March 6, 2023
Audit Coverage in Office of Science Grants
Prior Office of Inspector General reports identified inadequate controls related to the Department of Energy’s administration and oversight of financial assistance awards, and the Department had not ensured that annual independent audits were performed, as required. Financial assistance audits are intended to determine whether the grantee has an internal control structure that provides reasonable assurance that grants are managed in compliance with Federal laws and regulations and award terms and conditions.
We conducted this audit to determine whether the Office of Science (Science) ensured that for-profit grantees were compliant with the audit requirements for Federal awards.
We found that Science did not always ensure that for-profit grantees were compliant with audit regulations, including unaudited award expenditures, late audit report submissions, use of incorrect regulations or audit type, and incomplete reporting packages. These issues were due to Science lacking a system or tracking mechanism for monitoring grantees’ expenditures that may require an audit. Further, Science did not adequately review reporting packages or follow its reporting package review process. Finally, reduced staffing contributed to inadequate grant oversight.

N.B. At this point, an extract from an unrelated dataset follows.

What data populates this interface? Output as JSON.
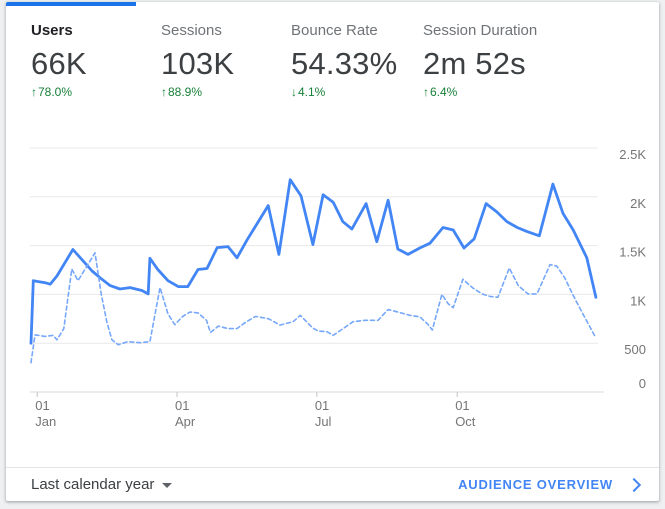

Award expenditures totaling $56,835,650 that were not audited, as required per 2 Code of Federal Regulations § 910, exposes the Department to an increased risk of fraud, waste, and abuse. Therefore, we are questioning $56,835,650 in award expenditures as unresolved costs pending audit. Not adequately reviewing the reporting package and not following the review processes increases the risk of undetected noncompliance with Federal program requirements and grant award terms and conditions. Grantees who did not have the required audits performed have a higher risk of charging unallowable costs to the Department. Although the scope of this audit was grants to for-profit grantees within Science, it is important that the Department consider the report findings across the complex because the Department received significant funding under the Infrastructure Investment and Jobs Act and Inflation Reduction Act of 2022, and some of this funding will be awarded through financial assistance instruments, including grants.
To address the issues identified in this report, we have made five recommendations that, if fully implemented, should help ensure that grantees are compliant with Federal grant audit regulations.
In response to our Final Report on Audit Coverage in Office of Science Grants, four grantees provided written responses for the purpose of clarifying or providing additional context to specific references in the report. Three grantees did not agree with the dates of independent audit reports submitted to the Office of Chief Financial Officer (OCFO). One grantee submission date was prior to the date Science had previously provided to the Office of Inspector General and one grantee concurred with the date reported. The OCFO concurred with the original submission dates provided by two grantees. However, the OCFO disagreed with the submission dates provided by the other two grantees, asserting the submission dates were later than stated by the grantees. The dates provided by the grantees differed from Science and the OCFO because the Department’s visibility into its data is lacking; however, establishing a new tracking system as recommended in our report, should reduce future discrepancies.